森 絵都

「宇宙のみなしご」森絵都/講談社

スウ (2004/6/12)
●青き時代を思い出してイテテ

中学生二年生の陽子は一つ下の弟リンと、常におもしろい遊びを考えては実行してきた。
今度の秘密の遊びは、真夜中に屋根にのぼること ―

自分の中学・高校頃の友達関係を嫌でも思い出すリアルさだった。仲がよさそうに見えても突然仲間はずれにされたり、外れた子が流れてきたり、ちょっとでも気を使い損ねるとドロドロになる女子の世界。
この話はドロドロがあることを見せながら寸でのところでさわやかにまとめている所がほっとした。
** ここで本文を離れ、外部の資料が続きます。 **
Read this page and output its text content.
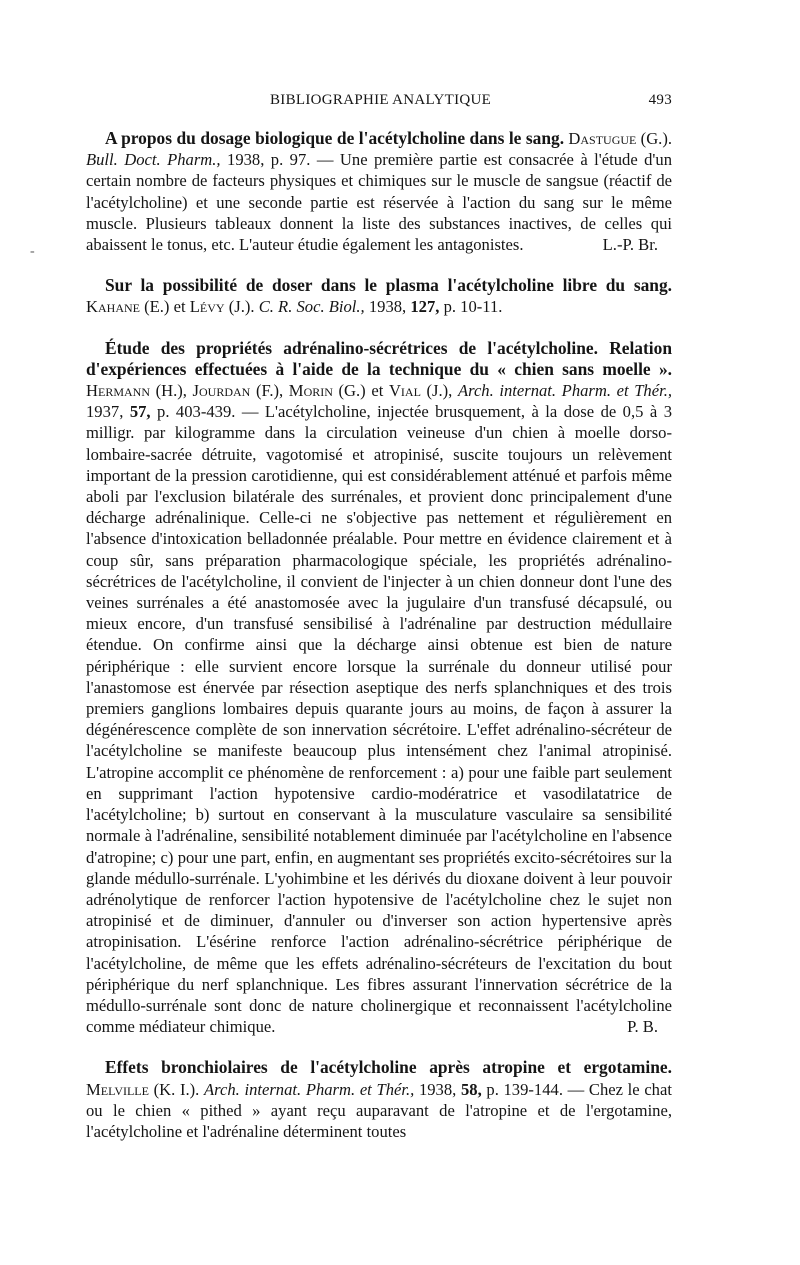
BIBLIOGRAPHIE ANALYTIQUE	493
-

A propos du dosage biologique de l'acétylcholine dans le sang. Dastugue (G.). Bull. Doct. Pharm., 1938, p. 97. — Une première partie est consacrée à l'étude d'un certain nombre de facteurs physiques et chimiques sur le muscle de sangsue (réactif de l'acétylcholine) et une seconde partie est réservée à l'action du sang sur le même muscle. Plusieurs tableaux donnent la liste des substances inactives, de celles qui abaissent le tonus, etc. L'auteur étudie également les antagonistes.	L.-P. Br.

Sur la possibilité de doser dans le plasma l'acétylcholine libre du sang. Kahane (E.) et Lévy (J.). C. R. Soc. Biol., 1938, 127, p. 10-11.

Étude des propriétés adrénalino-sécrétrices de l'acétylcholine. Relation d'expériences effectuées à l'aide de la technique du « chien sans moelle ». Hermann (H.), Jourdan (F.), Morin (G.) et Vial (J.), Arch. internat. Pharm. et Thér., 1937, 57, p. 403-439. — L'acétylcholine, injectée brusquement, à la dose de 0,5 à 3 milligr. par kilogramme dans la circulation veineuse d'un chien à moelle dorso-lombaire-sacrée détruite, vagotomisé et atropinisé, suscite toujours un relèvement important de la pression carotidienne, qui est considérablement atténué et parfois même aboli par l'exclusion bilatérale des surrénales, et provient donc principalement d'une décharge adrénalinique. Celle-ci ne s'objective pas nettement et régulièrement en l'absence d'intoxication belladonnée préalable. Pour mettre en évidence clairement et à coup sûr, sans préparation pharmacologique spéciale, les propriétés adrénalino-sécrétrices de l'acétylcholine, il convient de l'injecter à un chien donneur dont l'une des veines surrénales a été anastomosée avec la jugulaire d'un transfusé décapsulé, ou mieux encore, d'un transfusé sensibilisé à l'adrénaline par destruction médullaire étendue. On confirme ainsi que la décharge ainsi obtenue est bien de nature périphérique : elle survient encore lorsque la surrénale du donneur utilisé pour l'anastomose est énervée par résection aseptique des nerfs splanchniques et des trois premiers ganglions lombaires depuis quarante jours au moins, de façon à assurer la dégénérescence complète de son innervation sécrétoire. L'effet adrénalino-sécréteur de l'acétylcholine se manifeste beaucoup plus intensément chez l'animal atropinisé. L'atropine accomplit ce phénomène de renforcement : a) pour une faible part seulement en supprimant l'action hypotensive cardio-modératrice et vasodilatatrice de l'acétylcholine; b) surtout en conservant à la musculature vasculaire sa sensibilité normale à l'adrénaline, sensibilité notablement diminuée par l'acétylcholine en l'absence d'atropine; c) pour une part, enfin, en augmentant ses propriétés excito-sécrétoires sur la glande médullo-surrénale. L'yohimbine et les dérivés du dioxane doivent à leur pouvoir adrénolytique de renforcer l'action hypotensive de l'acétylcholine chez le sujet non atropinisé et de diminuer, d'annuler ou d'inverser son action hypertensive après atropinisation. L'ésérine renforce l'action adrénalino-sécrétrice périphérique de l'acétylcholine, de même que les effets adrénalino-sécréteurs de l'excitation du bout périphérique du nerf splanchnique. Les fibres assurant l'innervation sécrétrice de la médullo-surrénale sont donc de nature cholinergique et reconnaissent l'acétylcholine comme médiateur chimique.	P. B.

Effets bronchiolaires de l'acétylcholine après atropine et ergotamine. Melville (K. I.). Arch. internat. Pharm. et Thér., 1938, 58, p. 139-144. — Chez le chat ou le chien « pithed » ayant reçu auparavant de l'atropine et de l'ergotamine, l'acétylcholine et l'adrénaline déterminent toutes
それに、子供は大人が思っているほど歪んでもいないし、あほでもない。ただ、心の中がいつももやもやしている状態なんだよな、というのを思い出したりした。

最後、みんなで屋根にのぼっているときキオスクが言う言葉が、今の自分にとって、ちょっと励まされる感じだった。

「−大人も子供もだれだって、いちばんしんどいときは、ひとりで切り抜けるしかないんだ、って」
「ぼくたちはみんな宇宙のみなしごだから。ばらばらに生まれてばらばらに死んでいくみなしごだから。自分の力できらきら輝いてないと、宇宙の暗闇にのみこまれて消えちゃうんだよ、って」
「でも、ひとりでやってかなきゃならないからこそ、ときどき手をつなぎあえる友だちを見つけなさいって、富塚先生、そういったんだ」

こういうセリフは、耳障りがいいきれいなことばで、ここだけ読んでも当たり前の事・・という感じがしてしまうかもしれないけれど、このお話の、一人ひとりしんどい所をなんとか乗り越えていく様子を読んできたからこそ、心に響くものがあるのだな、と思った。